Segundo a agente de viagens, a mulher dizia que “pagava um condomínio caro” e que “suburbanos deveriam procurar outra praia”.
—Ela falava que eu só podia morar na Taquara ou em Jacarepaguá. Que eu era encardida.
Após minutos aguentando a agressão verbal, Sulamita conta que começou a gravar a cena. A amiga, chorando, ligou para a polícia. Segundo Sulamita, a confusão começou por volta de 13h30m e durou até umas 16h30m, quando a PM chegou.
— Virou um show. Ela falou: pode gravar mesmo, tenho dinheiro e isso não vai dar em nada.
O vídeo foi compartilhado nas redes sociais por um amigo da vítima. Num dos trechos, Sonia diz: “Sorry, você é mulata. Você é uma complexada, por ter cabelo duro”. Ela também desafia a vítima: “Grava essa m. A gente vai para a delegacia e tu vai pagar mico. Porque eu não sei quem você é, eu sei quem eu sou. Você eu nunca vi”.
Sulamita não esquece as palavras da mulher:
— Era um ódio gratuito. Ela estava incomodada só porque sou mulata. Não tenho vergonha do que sou. Vou levar o caso até o fim.
“CHOCADA E INDIGNADA
Para a ativista do movimento de mulheres negras, Jurema Werneck, integrante da ONG Criola, o caso revela uma realidade terrível, que antes das redes sociais, era conhecido só pelas vítimas:
— Muita gente ficou chocada e indignada. Mas ainda precisamos melhorar a forma como a polícia age: quando chega à delegacia, apesar de todo mundo saber que foi racismo, o caso é registrado como injúria.
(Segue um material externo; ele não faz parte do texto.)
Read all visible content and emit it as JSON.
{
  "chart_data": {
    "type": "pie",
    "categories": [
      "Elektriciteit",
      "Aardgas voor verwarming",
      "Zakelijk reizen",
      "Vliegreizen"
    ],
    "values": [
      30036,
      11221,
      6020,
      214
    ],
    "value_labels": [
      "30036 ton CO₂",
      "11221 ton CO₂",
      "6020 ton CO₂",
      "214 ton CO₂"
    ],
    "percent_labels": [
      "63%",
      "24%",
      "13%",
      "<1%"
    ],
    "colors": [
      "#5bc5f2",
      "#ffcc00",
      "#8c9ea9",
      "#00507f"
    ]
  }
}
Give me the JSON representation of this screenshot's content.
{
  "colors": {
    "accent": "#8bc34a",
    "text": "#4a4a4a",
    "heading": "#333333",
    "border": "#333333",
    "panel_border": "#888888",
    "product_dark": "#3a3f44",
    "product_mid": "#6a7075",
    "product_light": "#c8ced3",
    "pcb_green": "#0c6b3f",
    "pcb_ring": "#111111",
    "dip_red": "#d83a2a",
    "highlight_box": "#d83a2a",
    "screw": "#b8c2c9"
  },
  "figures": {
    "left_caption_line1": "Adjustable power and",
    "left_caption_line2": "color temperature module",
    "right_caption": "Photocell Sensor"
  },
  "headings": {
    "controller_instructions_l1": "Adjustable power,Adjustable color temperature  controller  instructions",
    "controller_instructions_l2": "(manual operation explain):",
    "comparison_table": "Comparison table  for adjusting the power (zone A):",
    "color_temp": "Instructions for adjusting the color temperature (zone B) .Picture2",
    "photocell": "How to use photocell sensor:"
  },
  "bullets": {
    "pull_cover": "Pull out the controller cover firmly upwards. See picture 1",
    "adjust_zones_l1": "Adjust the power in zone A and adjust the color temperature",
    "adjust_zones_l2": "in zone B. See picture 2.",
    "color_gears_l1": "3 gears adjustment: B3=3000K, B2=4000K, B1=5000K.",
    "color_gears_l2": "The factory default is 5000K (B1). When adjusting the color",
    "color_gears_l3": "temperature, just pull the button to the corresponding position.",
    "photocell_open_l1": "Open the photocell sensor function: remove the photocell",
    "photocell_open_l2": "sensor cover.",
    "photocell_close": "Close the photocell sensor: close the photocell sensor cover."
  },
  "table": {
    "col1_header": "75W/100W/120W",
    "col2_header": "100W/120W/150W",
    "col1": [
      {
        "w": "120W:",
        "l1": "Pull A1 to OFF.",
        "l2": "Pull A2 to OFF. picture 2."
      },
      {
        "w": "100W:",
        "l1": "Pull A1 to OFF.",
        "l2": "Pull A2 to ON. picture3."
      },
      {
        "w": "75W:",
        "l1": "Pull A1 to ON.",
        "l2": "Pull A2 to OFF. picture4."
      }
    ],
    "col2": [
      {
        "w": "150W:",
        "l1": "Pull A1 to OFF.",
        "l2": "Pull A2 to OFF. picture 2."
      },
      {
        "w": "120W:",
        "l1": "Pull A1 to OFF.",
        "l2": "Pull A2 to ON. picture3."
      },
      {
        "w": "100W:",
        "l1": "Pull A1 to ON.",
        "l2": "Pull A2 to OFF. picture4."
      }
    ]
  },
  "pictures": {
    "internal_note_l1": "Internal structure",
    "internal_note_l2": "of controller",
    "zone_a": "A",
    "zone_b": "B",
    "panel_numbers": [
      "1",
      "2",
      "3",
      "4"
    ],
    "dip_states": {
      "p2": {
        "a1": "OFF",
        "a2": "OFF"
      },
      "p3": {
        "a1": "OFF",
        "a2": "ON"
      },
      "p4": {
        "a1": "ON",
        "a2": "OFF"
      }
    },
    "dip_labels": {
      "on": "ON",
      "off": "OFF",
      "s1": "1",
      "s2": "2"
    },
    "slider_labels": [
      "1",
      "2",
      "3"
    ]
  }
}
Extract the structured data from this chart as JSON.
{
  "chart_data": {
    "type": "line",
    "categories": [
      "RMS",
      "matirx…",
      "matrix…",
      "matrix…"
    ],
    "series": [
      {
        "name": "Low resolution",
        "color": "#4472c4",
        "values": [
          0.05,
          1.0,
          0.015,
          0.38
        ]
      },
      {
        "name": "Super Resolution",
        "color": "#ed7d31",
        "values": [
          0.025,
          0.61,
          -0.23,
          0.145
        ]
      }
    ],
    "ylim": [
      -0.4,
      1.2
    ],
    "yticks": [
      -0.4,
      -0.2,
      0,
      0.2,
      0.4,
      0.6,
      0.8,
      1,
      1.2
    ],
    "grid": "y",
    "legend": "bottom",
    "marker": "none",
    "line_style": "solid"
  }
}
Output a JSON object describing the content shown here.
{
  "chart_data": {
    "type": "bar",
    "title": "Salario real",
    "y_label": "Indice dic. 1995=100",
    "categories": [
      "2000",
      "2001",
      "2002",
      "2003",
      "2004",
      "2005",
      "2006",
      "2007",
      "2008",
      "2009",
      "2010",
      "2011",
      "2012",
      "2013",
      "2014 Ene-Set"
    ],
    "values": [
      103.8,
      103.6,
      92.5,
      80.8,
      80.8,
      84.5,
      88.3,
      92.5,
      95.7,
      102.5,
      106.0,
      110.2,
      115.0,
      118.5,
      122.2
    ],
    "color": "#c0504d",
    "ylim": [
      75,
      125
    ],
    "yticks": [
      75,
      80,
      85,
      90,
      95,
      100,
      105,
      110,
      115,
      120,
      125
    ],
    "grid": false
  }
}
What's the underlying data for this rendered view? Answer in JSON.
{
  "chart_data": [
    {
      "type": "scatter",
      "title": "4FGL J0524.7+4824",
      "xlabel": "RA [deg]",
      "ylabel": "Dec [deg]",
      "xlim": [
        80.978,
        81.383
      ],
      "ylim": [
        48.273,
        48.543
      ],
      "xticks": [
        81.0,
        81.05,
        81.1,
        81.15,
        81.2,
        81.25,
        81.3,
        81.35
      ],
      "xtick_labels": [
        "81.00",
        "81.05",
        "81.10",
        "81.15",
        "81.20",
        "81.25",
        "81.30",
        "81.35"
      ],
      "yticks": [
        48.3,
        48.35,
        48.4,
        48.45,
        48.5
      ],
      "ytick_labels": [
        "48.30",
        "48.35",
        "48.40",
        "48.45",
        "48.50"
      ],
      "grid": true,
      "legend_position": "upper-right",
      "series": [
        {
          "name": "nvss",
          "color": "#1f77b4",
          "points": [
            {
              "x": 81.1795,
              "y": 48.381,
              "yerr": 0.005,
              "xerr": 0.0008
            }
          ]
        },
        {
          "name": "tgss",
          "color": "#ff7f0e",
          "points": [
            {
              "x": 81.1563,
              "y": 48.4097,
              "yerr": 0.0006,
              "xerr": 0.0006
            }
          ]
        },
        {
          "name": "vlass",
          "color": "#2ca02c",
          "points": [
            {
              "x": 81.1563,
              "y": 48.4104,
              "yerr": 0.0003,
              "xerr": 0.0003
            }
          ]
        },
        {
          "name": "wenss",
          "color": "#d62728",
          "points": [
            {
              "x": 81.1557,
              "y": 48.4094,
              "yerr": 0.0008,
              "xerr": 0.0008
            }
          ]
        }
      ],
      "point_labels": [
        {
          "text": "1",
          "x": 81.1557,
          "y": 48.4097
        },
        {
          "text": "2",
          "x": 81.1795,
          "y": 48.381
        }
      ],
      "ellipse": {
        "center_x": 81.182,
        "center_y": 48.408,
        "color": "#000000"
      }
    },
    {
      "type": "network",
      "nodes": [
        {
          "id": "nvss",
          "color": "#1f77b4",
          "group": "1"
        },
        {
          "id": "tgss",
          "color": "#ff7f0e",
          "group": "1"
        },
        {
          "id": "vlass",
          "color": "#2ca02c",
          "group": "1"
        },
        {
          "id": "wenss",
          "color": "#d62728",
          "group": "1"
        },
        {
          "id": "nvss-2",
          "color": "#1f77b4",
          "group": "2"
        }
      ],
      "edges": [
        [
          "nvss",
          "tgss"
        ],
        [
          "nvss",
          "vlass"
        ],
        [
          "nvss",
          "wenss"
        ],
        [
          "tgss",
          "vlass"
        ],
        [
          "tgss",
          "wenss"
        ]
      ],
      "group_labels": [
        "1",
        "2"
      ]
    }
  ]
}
Presidente da Comissão de Igualdade Racial da OAB-RJ e Coordenador Nacional de Comunicação do Movimento Negro Unificado, Marcelo Dias diz que as cenas mostram uma atitude racista. Ele ficou chocado com o fato de a acusada ser pedagoga e lamentou que a maioria dos casos de crime de racismo ainda seja enquadrada como injúria, que prevê fiança baixa.
— O crime de racismo, previsto na Constituição,é inafiançável e imprescritível. Mas ninguém é preso por racismo no Brasil. Infelizmente, os crimes de ódio no país são tratados com leniência, e, depois que os legisladores criaram o artigo que prevê a injúria racial, com penas brandas e fianças baixas, todos os casos passaram a ser tratados como injúria. É preciso mudar isso — disse Dias.